Upon becoming president in 1994, Mandela appointed Tutu to be chairman of the Truth and Reconciliation Commission, which uncovered the abuses of the apartheid system.

Tutu campaigned internationally for human rights, especially LGBT rights and same-sex marriage.

Bishop Desmond Tutu stands at a police roadblock before entering the Crossroads area in Cape Town, South Africa on June 11, 1986. Credit: AP

“I would not worship a God who is homophobic and that is how deeply I feel about this,” he said in 2013, launching a campaign for LGBT rights in Cape Town.

“I would refuse to go to a homophobic heaven. No, I would say, ‘Sorry, I would much rather go to the other place.’”

Tutu said he was “as passionate about this campaign (for LGBT rights) as I ever was about apartheid. For me, it is at the same level.”

He was one of the most prominent religious leaders to advocate LGBT rights. Tutu’s very public stance for LGBT rights put him at odds with many in South Africa and across the continent as well as within the Anglican church.

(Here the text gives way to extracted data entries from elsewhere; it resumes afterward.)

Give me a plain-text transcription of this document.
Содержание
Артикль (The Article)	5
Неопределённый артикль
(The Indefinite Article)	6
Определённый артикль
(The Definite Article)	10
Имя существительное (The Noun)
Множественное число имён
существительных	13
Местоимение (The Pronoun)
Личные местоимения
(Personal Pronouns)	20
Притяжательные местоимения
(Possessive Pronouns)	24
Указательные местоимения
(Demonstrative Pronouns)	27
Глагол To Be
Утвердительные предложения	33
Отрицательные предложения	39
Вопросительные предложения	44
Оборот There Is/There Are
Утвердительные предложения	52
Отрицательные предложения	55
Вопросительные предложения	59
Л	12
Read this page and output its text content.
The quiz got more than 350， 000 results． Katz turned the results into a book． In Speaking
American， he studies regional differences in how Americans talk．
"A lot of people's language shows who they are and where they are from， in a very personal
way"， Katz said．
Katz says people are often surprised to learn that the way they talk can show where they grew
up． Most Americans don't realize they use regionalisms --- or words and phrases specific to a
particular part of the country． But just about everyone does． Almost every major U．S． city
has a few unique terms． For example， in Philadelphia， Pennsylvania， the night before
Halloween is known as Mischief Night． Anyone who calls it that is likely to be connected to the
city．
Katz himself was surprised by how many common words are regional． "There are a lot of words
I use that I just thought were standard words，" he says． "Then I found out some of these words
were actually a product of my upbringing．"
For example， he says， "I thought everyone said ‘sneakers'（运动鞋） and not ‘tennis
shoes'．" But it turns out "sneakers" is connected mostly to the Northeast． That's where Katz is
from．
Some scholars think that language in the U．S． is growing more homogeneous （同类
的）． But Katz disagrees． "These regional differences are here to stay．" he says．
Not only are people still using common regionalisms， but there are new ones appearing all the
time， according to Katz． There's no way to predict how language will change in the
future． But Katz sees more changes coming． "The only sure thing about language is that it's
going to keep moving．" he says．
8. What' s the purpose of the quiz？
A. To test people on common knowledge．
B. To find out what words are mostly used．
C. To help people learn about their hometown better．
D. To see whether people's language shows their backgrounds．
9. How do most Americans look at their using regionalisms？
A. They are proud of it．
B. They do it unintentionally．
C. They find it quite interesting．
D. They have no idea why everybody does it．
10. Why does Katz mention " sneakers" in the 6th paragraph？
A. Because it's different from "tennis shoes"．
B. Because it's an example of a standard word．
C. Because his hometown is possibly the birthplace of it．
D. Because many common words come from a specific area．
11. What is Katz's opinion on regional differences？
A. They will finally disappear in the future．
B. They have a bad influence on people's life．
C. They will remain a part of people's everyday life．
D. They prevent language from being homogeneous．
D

Desmond Tutu with the Dalai Lama as they interact with children at the Tibetan Children's Village School in India in 2015. Credit: AP

In July 2015, Tutu renewed his 1955 wedding vows with wife Leah. The Tutus’ four children and other relatives surrounded the elderly couple in a church ceremony.

“You can see that we followed the biblical injunction: we multiplied and we’re fruitful,” Tutu told the congregation.

“But all of us here want to say thank you... We knew that without you, we are nothing.”

Asked once how he wanted to be remembered, he said: “He loved. He laughed. He cried. He was forgiven. He forgave. Greatly privileged."